Help!! I helped a friend of mine replace a fuel pump on a 2002 trailblazer. The pump was refurbished and after about 7 months (1 month after the warranty ran out), the vehicle broke down and had to be towed. The gentleman doing the towing apparently had a tester of some type and said that the fuel pump was gone. We would like to make sure before we go through the expense and the trouble of replacing it again. I hear these vehicles have a history of fuel pumps going bad. I have also noticed forums mentioning the fuel pump relay. Could this be the problem?? Should we look at anything else before we purchase and replace the pump. Thanks


----------



## kjms1 (Jun 4, 2010)

yes lets start but checking the fuse's


----------



## wolfen1086 (Oct 4, 2007)

Fuel pump relay and horn relay are the same thing, first switch them, if the horn blows, its not the relay swap them back and check the connectors to see if they are connected, also check the fuse, if everything else is good check the voltage in the wires going to the fuel pump, if you have voltage, replace the pump.


----------



## jaggerwild (May 21, 2007)

Jay Nance said:


> Help!! I helped a friend of mine replace a fuel pump on a 2002 trailblazer. The pump was refurbished and after about 7 months (1 month after the warranty ran out), the vehicle broke down and had to be towed. The gentleman doing the towing apparently had a tester of some type and said that the fuel pump was gone. We would like to make sure before we go through the expense and the trouble of replacing it again. I hear these vehicles have a history of fuel pumps going bad. I have also noticed forums mentioning the fuel pump relay. Could this be the problem?? Should we look at anything else before we purchase and replace the pump. Thanks


 You can wrap on the tank with a rubber mallet if it starts up and runs then you know its a bad unit.


----------



## pat mcgroin (May 1, 2009)

Sadly GM fuel pumps are notorious for failure after replacement.

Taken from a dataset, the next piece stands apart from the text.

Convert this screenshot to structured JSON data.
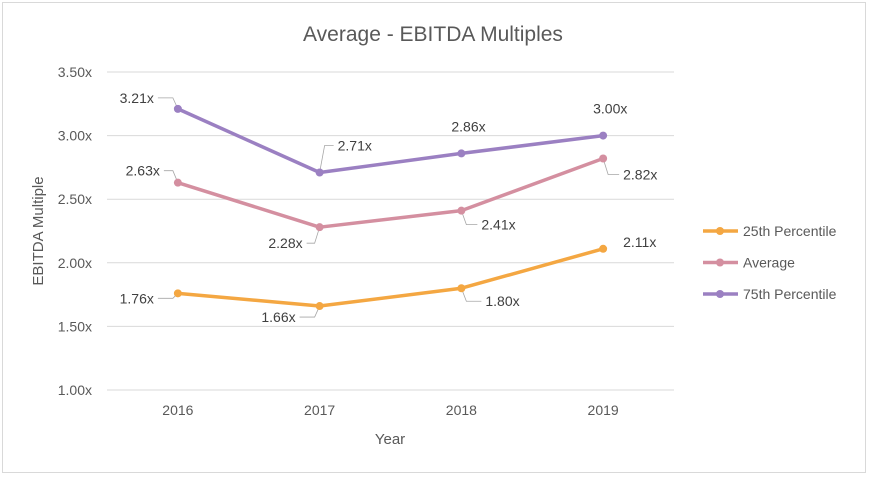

it is very important to buy a quality replacement pump.
It is more expensive but worth the cost.

Also as a rule try not to run with less than a half tank of fuel if possible.
It is the fuel in the tank that provides the cooling for the pump, and heat is the biggest cause of failure in the plastic parts that are the pump.

A fun easy thing to do if you replace the pump is to bend the float arm up slightly so that you will always have just a bit more fuel than is indicated.
Good for the pump and could save some time on the shoe leather at some point as well.


----------



## wolfen1086 (Oct 4, 2007)

pat mcgroin said:


> Sadly GM fuel pumps are notorious for failure after replacement.
> 
> it is very important to buy a quality replacement pump.
> It is more expensive but worth the cost.
> ...


Yep, I used a GM fuel pump once.......only once....since then I have always used after market electric fuel pumps.


----------